Now there was a good excuse for a chocolate donut! The word of the day provided absolution for my habit of going to the coffee shop.
I love going to a coffee shop. I love the feeling of being removed from the bustle of time. I love the paradoxical isolation and concentration afforded by being in a public place. Now that coffee shops have internet, access to the network spoils that a bit, but not completely.
When I first started working at my university, another reason I went to the local coffee shop was so that I could smoke while working. I now leave the pleasures of smoking to the younger generation, but holding a cigarette was an important part of my persona for many years.
Once I made a reservation over the phone to go to Chicago with Liam, who was eight. I didn’t pay close attention to the arrival times and somehow missed the fact that I had scheduled us a four hour layover in Detroit. No strangers to idling around in airports, Liam and I kept ourselves amused watching the fountain with its unpredictable yet pattern-filled spurts of water from innumerable jets, riding the transports and wandering through the shops. I got us a bite to eat at McDonald’s.

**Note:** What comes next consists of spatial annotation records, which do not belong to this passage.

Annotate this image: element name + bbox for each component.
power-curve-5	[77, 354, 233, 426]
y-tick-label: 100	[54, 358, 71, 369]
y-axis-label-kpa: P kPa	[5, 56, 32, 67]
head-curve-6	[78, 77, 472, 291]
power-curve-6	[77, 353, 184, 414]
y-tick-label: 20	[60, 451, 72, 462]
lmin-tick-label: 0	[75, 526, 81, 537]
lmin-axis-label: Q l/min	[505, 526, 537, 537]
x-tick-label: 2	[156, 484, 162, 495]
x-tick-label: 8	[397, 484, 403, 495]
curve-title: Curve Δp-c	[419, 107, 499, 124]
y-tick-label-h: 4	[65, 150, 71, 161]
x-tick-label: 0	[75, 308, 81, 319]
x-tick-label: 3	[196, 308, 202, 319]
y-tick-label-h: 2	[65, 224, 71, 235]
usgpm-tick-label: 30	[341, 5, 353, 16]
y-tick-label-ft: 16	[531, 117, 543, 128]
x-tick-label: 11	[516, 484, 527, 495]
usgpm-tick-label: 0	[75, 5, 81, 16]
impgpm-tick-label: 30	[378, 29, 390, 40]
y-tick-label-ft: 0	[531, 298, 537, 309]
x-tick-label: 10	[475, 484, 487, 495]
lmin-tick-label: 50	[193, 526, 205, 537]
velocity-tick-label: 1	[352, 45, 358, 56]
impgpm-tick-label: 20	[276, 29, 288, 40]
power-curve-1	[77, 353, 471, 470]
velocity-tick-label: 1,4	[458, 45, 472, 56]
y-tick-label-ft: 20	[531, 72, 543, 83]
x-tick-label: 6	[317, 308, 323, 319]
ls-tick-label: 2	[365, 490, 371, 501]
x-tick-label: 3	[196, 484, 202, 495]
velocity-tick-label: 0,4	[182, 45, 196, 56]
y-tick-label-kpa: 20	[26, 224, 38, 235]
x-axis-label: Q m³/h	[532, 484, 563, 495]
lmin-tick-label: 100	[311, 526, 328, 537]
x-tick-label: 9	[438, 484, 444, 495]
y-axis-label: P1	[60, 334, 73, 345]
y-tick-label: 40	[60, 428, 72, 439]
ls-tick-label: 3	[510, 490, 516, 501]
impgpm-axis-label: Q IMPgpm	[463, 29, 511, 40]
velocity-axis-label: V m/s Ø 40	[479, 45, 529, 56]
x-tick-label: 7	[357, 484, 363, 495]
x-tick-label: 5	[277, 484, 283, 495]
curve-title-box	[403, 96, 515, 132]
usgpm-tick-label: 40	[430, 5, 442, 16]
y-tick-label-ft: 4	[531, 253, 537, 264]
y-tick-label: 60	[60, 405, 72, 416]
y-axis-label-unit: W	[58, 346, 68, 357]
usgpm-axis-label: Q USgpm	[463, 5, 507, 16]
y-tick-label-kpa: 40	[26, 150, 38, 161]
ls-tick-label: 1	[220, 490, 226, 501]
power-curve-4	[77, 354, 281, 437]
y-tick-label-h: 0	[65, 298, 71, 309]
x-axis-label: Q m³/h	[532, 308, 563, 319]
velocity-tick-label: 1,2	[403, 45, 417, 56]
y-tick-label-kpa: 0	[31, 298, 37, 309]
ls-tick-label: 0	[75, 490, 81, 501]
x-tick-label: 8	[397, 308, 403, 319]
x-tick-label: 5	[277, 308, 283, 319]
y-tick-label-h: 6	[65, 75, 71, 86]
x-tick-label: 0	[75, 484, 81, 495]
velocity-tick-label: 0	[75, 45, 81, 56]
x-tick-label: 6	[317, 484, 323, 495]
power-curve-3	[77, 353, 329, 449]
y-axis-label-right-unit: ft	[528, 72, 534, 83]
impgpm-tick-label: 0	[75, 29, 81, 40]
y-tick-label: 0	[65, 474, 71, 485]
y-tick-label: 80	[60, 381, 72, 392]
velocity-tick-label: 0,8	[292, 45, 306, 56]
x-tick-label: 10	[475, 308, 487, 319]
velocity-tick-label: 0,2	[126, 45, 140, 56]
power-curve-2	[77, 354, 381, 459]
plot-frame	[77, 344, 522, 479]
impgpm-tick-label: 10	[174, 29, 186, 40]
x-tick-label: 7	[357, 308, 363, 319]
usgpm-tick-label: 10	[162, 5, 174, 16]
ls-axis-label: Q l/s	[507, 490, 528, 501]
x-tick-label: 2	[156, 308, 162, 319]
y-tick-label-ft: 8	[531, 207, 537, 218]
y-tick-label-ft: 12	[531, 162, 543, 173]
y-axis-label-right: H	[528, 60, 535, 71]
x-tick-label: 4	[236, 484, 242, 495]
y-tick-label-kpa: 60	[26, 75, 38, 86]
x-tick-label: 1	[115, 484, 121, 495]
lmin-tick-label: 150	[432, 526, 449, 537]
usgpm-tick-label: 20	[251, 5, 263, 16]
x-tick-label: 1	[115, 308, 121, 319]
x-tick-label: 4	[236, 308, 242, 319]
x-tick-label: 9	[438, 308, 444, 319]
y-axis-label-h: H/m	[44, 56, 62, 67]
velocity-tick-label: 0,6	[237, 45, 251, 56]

The boys in his step-family, especially the younger, claim fast-food with passions bordering on tribal. When I first took up with Joe, Liam tentatively went fishing, but really didn’t care for worms, bugs and such. After a year or so, he distanced himself from what was clearly shaping up to be new family in his life, creating his own tribe of one person whose emphatic motto appeared to be “I don’t hunt, I don’t fish, I don’t fart or enjoy jokes about farts. And I don’t eat fast food.” His rejection of my beloved (well, rejection of their tribal identifiers) was mildly inconvenient, but I was secretly proud of Liam’s decisiveness.
Once we went to a wild game dinner put on by a church in rural Pennsylvania and Liam – who was about 14 at the time – a won the youth door prize, a 22 rifle. When he went up to claim his prize, I saw him have a conference with the announcer, who then returned to the microphone to tell the crowd that Liam had declined his prize. Another winner got the gun. Liam explained to us that he thought the rifle should go to someone who would actually use it, but his explanation cut little weight when people heard this story. Almost to a person people thought he should have accepted the prize, though their reasons ranged from “he could have sold it” to “every boy should learn to shoot” to “he could have given it to me.” But I was publically proud of his action.
Though he has softened his views towards Joe and family, Liam still believes that fast food, McDonald’s in particular, is tantamount to poison. On that day in the Detroit airport, however, he viewed it as one of the great pleasures of life, as I still view smoking. I don’t actually smoke now, but I certainly did then and the airport offered no other place than a bar in which to indulge. After a couple hours I told Liam we were going to the bar so I could have a cigarette. He said we couldn’t because he was too young to be in a bar. Through gritted teeth I told him, “I took you to McDonald’s. You can take me to a bar.” He did.
All of those thoughts from one chocolate donut. So interesting where the mind drifts and so many hints to who you are this month. Now I need my chocolate!